Sello: SPV
Con sólo dos miembros de la formación original en activo, Helloween se resisten a tirar la toalla.
Y con toda razón, si bien se piensa. La edición hace dos años de su tercera parte de “Keeper of the seven keys” les dio una fortaleza que parecían haber perdido en sus múltiples derroteros visitados desde hace muchos años, desde que se les fue el señor Michael Kiske.
Yo creo que ellos superaron ese estigma de perder a sus dos miembros principales, lo que pasa es que Helloween se han transformado en otra banda, de eso no cabe duda; del metal clásico de los ochenta con Kiske como referencia ineludible, pasaron a un metal mucho más melódico con la entrada de Andi Deris, que venía de Pink Cream 69, un grupo hard más que metal; pero lo curioso es que luego Helloween han vuelto a encontrar un camino hacia el metal, un camino que, por ejemplo, Michael Kiske abandonó hace tiempo, y que ellos, Helloween con Andi Deris, han redescubierto para alegría de muchos fans. ADemás, y ahí está lo curioso, los propios Helloween de los últimos tiempos con Kiske habían perdido un tanto la vena metalera, por más que se diga, y si no, díganme qué pintan discos como "Pink Bubbles Go Ape".
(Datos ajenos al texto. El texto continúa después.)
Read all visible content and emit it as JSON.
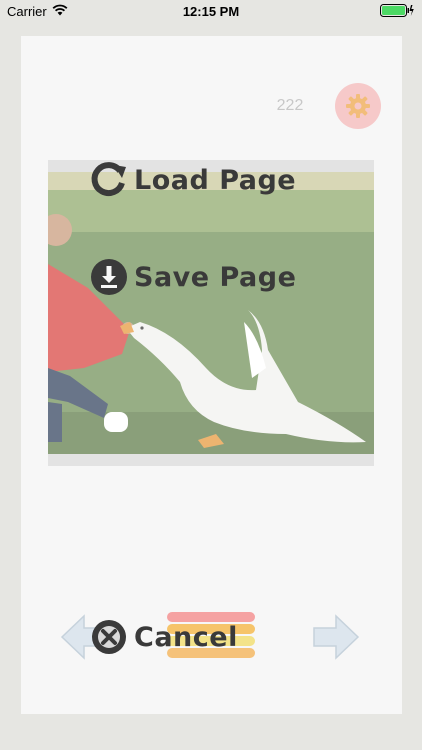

Mucho mejor este "Gambling with the devil", dónde van a parar las comparaciones, hombre.
Lo cierto es que los actuales Helloween son una banda aceptable, excelente a veces, siempre competente. Con la tercera parte de “keeper...” demostraron estar en forma.
Y ahora vuelven con “Gambling with de devil”, jugando con el diablo, pero con la acepción de “jugar” como practicar un juego de azar. Han creado un álbum de poderoso heavy metal, menos power y menos happy metal de lo que cabía esperar en quienes fueron inventores del género, por mucho que a otros les pese.
Hace ya mucho que no están ni Michael Kiske ni el señor al frente de Gamma Ray, Kai Hansen, pero creo que han logrado uno de sus discos más potentes de los últimos tiempos, casi tan bueno como la tercer parte aludida.
Buenos temas, Andi Deris, como siempre, tan puntual en las voces. Forzando en ocasiones y siempre muy potente, en los coros, en las partes solistas. Grandes solos de guitarra.
Para mí, que ninguno de sus seguidores de los últimos diez años se va a sentir defraudado.